A hexadecimal digit has 4 bits of entropy. You can guess it correctly by chance one in sixteen times. Calling that a four-bit digit is correct. Same with a 30 bit digit, all that changes is the magnitude.

The "storage bits" aren't a detail, they're an essential property. Stored in balanced ternary it would still have 30 bits of entropy.

derdi · 2 years ago

I think you misunderstood the parent. If you speak of a number in the range 0-15 stored in 4 bits, we can all agree that "4 bit digit" is the appropriate term for it. But what about a number also stored in 4 bits but restricted to the range 0-13? It's a digit that fits in 4 bits, but calling it a "4 bit digit" without further qualification would omit relevant information.

nj5rq · 2 years ago

Fascinating article, I have always been wondering how these big number libraries worked.

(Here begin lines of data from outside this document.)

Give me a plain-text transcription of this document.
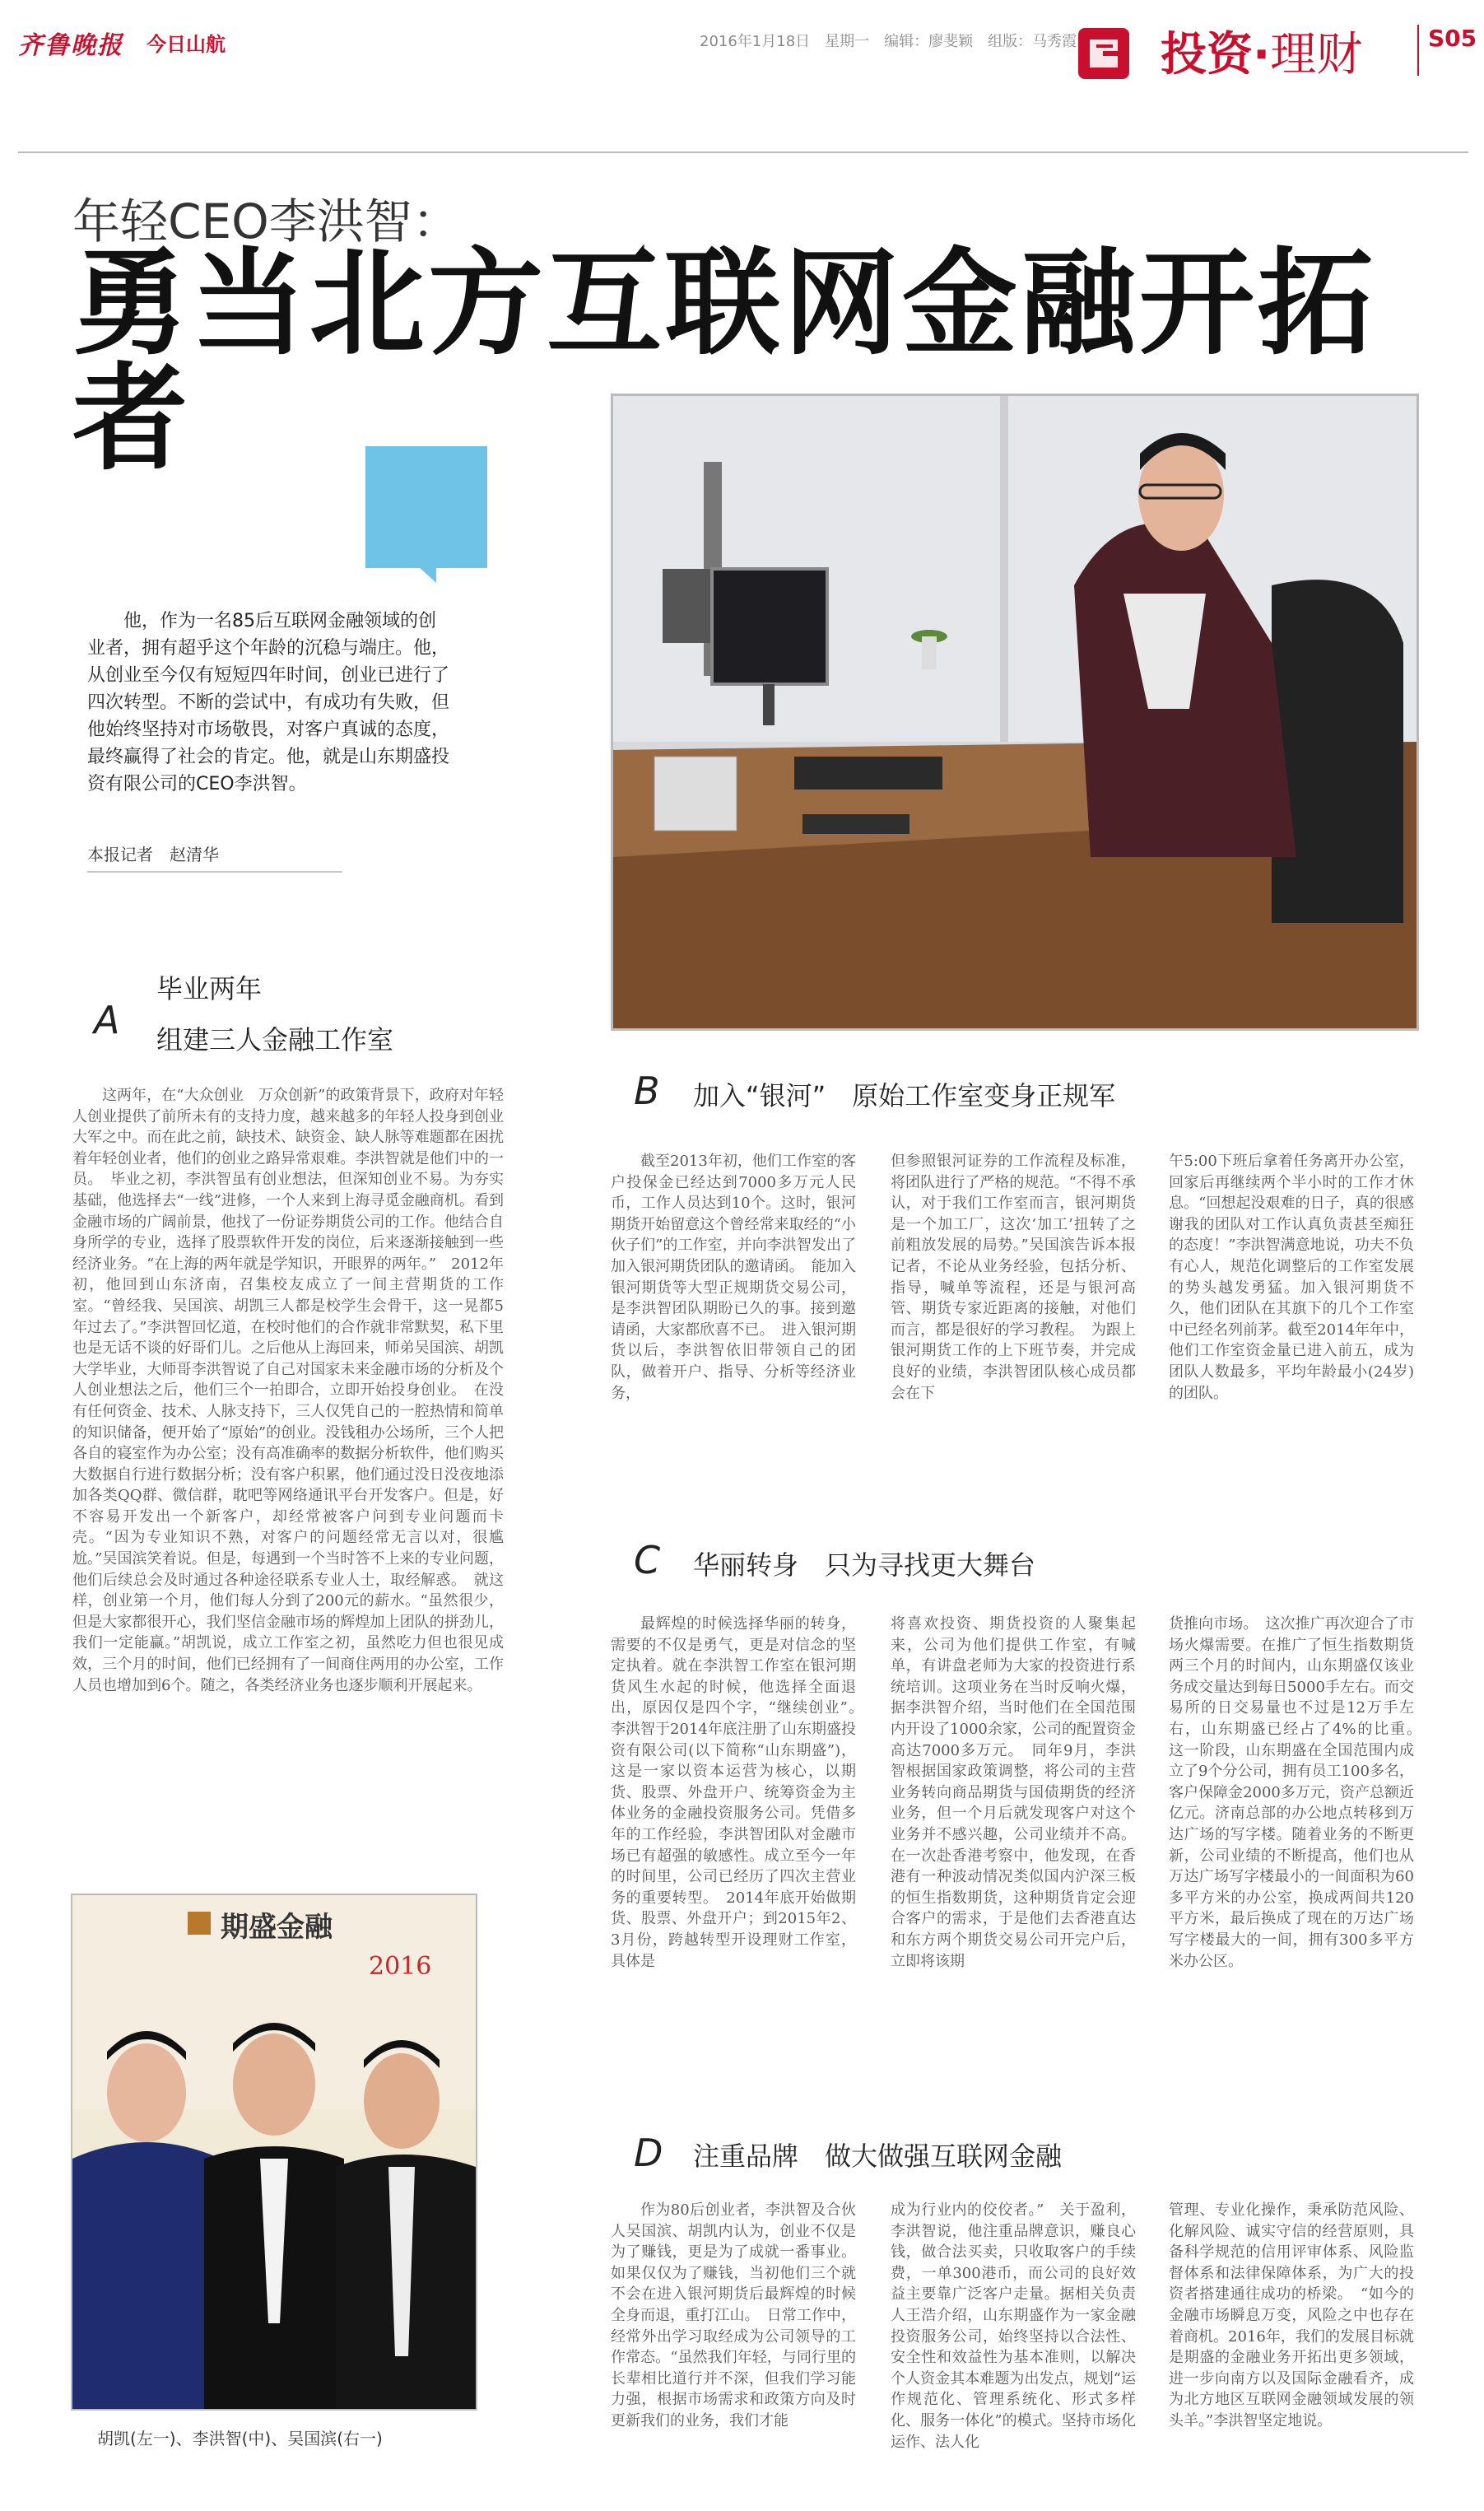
齐鲁晚报 今日山航	2016年1月18日　星期一　编辑：廖斐颖　组版：马秀霞 投资·理财	S05
年轻CEO李洪智：
勇当北方互联网金融开拓者
他，作为一名85后互联网金融领域的创业者，拥有超乎这个年龄的沉稳与端庄。他，从创业至今仅有短短四年时间，创业已进行了四次转型。不断的尝试中，有成功有失败，但他始终坚持对市场敬畏，对客户真诚的态度，最终赢得了社会的肯定。他，就是山东期盛投资有限公司的CEO李洪智。
本报记者　赵清华
A
毕业两年
组建三人金融工作室
这两年，在“大众创业　万众创新”的政策背景下，政府对年轻人创业提供了前所未有的支持力度，越来越多的年轻人投身到创业大军之中。而在此之前，缺技术、缺资金、缺人脉等难题都在困扰着年轻创业者，他们的创业之路异常艰难。李洪智就是他们中的一员。　毕业之初，李洪智虽有创业想法，但深知创业不易。为夯实基础，他选择去“一线”进修，一个人来到上海寻觅金融商机。看到金融市场的广阔前景，他找了一份证券期货公司的工作。他结合自身所学的专业，选择了股票软件开发的岗位，后来逐渐接触到一些经济业务。“在上海的两年就是学知识，开眼界的两年。”　2012年初，他回到山东济南，召集校友成立了一间主营期货的工作室。“曾经我、吴国滨、胡凯三人都是校学生会骨干，这一晃都5年过去了。”李洪智回忆道，在校时他们的合作就非常默契，私下里也是无话不谈的好哥们儿。之后他从上海回来，师弟吴国滨、胡凯大学毕业，大师哥李洪智说了自己对国家未来金融市场的分析及个人创业想法之后，他们三个一拍即合，立即开始投身创业。　在没有任何资金、技术、人脉支持下，三人仅凭自己的一腔热情和简单的知识储备，便开始了“原始”的创业。没钱租办公场所，三个人把各自的寝室作为办公室；没有高准确率的数据分析软件，他们购买大数据自行进行数据分析；没有客户积累，他们通过没日没夜地添加各类QQ群、微信群，耽吧等网络通讯平台开发客户。但是，好不容易开发出一个新客户，却经常被客户问到专业问题而卡壳。“因为专业知识不熟，对客户的问题经常无言以对，很尴尬。”吴国滨笑着说。但是，每遇到一个当时答不上来的专业问题，他们后续总会及时通过各种途径联系专业人士，取经解惑。　就这样，创业第一个月，他们每人分到了200元的薪水。“虽然很少，但是大家都很开心，我们坚信金融市场的辉煌加上团队的拼劲儿，我们一定能赢。”胡凯说，成立工作室之初，虽然吃力但也很见成效，三个月的时间，他们已经拥有了一间商住两用的办公室，工作人员也增加到6个。随之，各类经济业务也逐步顺利开展起来。
期盛金融
2016
胡凯(左一)、李洪智(中)、吴国滨(右一)
B 加入“银河”　原始工作室变身正规军
截至2013年初，他们工作室的客户投保金已经达到7000多万元人民币，工作人员达到10个。这时，银河期货开始留意这个曾经常来取经的“小伙子们”的工作室，并向李洪智发出了加入银河期货团队的邀请函。　能加入银河期货等大型正规期货交易公司，是李洪智团队期盼已久的事。接到邀请函，大家都欣喜不已。　进入银河期货以后，李洪智依旧带领自己的团队，做着开户、指导、分析等经济业务，
但参照银河证券的工作流程及标准，将团队进行了严格的规范。“不得不承认，对于我们工作室而言，银河期货是一个加工厂，这次‘加工’扭转了之前粗放发展的局势。”吴国滨告诉本报记者，不论从业务经验，包括分析、指导，喊单等流程，还是与银河高管、期货专家近距离的接触，对他们而言，都是很好的学习教程。　为跟上银河期货工作的上下班节奏，并完成良好的业绩，李洪智团队核心成员都会在下
午5:00下班后拿着任务离开办公室，回家后再继续两个半小时的工作才休息。“回想起没艰难的日子，真的很感谢我的团队对工作认真负责甚至痴狂的态度！”李洪智满意地说，功夫不负有心人，规范化调整后的工作室发展的势头越发勇猛。加入银河期货不久，他们团队在其旗下的几个工作室中已经名列前茅。截至2014年年中，他们工作室资金量已进入前五，成为团队人数最多，平均年龄最小(24岁)的团队。
C 华丽转身　只为寻找更大舞台
最辉煌的时候选择华丽的转身，需要的不仅是勇气，更是对信念的坚定执着。就在李洪智工作室在银河期货风生水起的时候，他选择全面退出，原因仅是四个字，“继续创业”。　李洪智于2014年底注册了山东期盛投资有限公司(以下简称“山东期盛”)，这是一家以资本运营为核心，以期货、股票、外盘开户、统筹资金为主体业务的金融投资服务公司。凭借多年的工作经验，李洪智团队对金融市场已有超强的敏感性。成立至今一年的时间里，公司已经历了四次主营业务的重要转型。　2014年底开始做期货、股票、外盘开户；到2015年2、3月份，跨越转型开设理财工作室，具体是
将喜欢投资、期货投资的人聚集起来，公司为他们提供工作室，有喊单，有讲盘老师为大家的投资进行系统培训。这项业务在当时反响火爆，据李洪智介绍，当时他们在全国范围内开设了1000余家，公司的配置资金高达7000多万元。　同年9月，李洪智根据国家政策调整，将公司的主营业务转向商品期货与国债期货的经济业务，但一个月后就发现客户对这个业务并不感兴趣，公司业绩并不高。在一次赴香港考察中，他发现，在香港有一种波动情况类似国内沪深三板的恒生指数期货，这种期货肯定会迎合客户的需求，于是他们去香港直达和东方两个期货交易公司开完户后，立即将该期
货推向市场。　这次推广再次迎合了市场火爆需要。在推广了恒生指数期货两三个月的时间内，山东期盛仅该业务成交量达到每日5000手左右。而交易所的日交易量也不过是12万手左右，山东期盛已经占了4%的比重。　这一阶段，山东期盛在全国范围内成立了9个分公司，拥有员工100多名，客户保障金2000多万元，资产总额近亿元。济南总部的办公地点转移到万达广场的写字楼。随着业务的不断更新，公司业绩的不断提高，他们也从万达广场写字楼最小的一间面积为60多平方米的办公室，换成两间共120平方米，最后换成了现在的万达广场写字楼最大的一间，拥有300多平方米办公区。
D 注重品牌　做大做强互联网金融
作为80后创业者，李洪智及合伙人吴国滨、胡凯内认为，创业不仅是为了赚钱，更是为了成就一番事业。如果仅仅为了赚钱，当初他们三个就不会在进入银河期货后最辉煌的时候全身而退，重打江山。　日常工作中，经常外出学习取经成为公司领导的工作常态。“虽然我们年轻，与同行里的长辈相比道行并不深，但我们学习能力强，根据市场需求和政策方向及时更新我们的业务，我们才能
成为行业内的佼佼者。”　关于盈利，李洪智说，他注重品牌意识，赚良心钱，做合法买卖，只收取客户的手续费，一单300港币，而公司的良好效益主要靠广泛客户走量。据相关负责人王浩介绍，山东期盛作为一家金融投资服务公司，始终坚持以合法性、安全性和效益性为基本准则，以解决个人资金其本难题为出发点，规划“运作规范化、管理系统化、形式多样化、服务一体化”的模式。坚持市场化运作、法人化
管理、专业化操作，秉承防范风险、化解风险、诚实守信的经营原则，具备科学规范的信用评审体系、风险监督体系和法律保障体系，为广大的投资者搭建通往成功的桥梁。　“如今的金融市场瞬息万变，风险之中也存在着商机。2016年，我们的发展目标就是期盛的金融业务开拓出更多领域，进一步向南方以及国际金融看齐，成为北方地区互联网金融领域发展的领头羊。”李洪智坚定地说。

As a side question, does anyone the program that the author used when making that "addition" and "multiplication" performance graph? Thanks.

jaeckel · 2 years ago

If you're interested in even more details you could also have a look at Tom's book about bignum arithmetics. C.f. third paragraph of https://github.com/libtom/libtommath#summary

The library evolved since then, so the algorithm documentation only exists in code nowadays.

FTR I'm involved in the project as maintainer.

nerdponx · 2 years ago

I don't know for sure, but you can do that kind of thing pretty easily with Matplotlib in Python. Or in R base graphics, with more effort to get it looking pretty.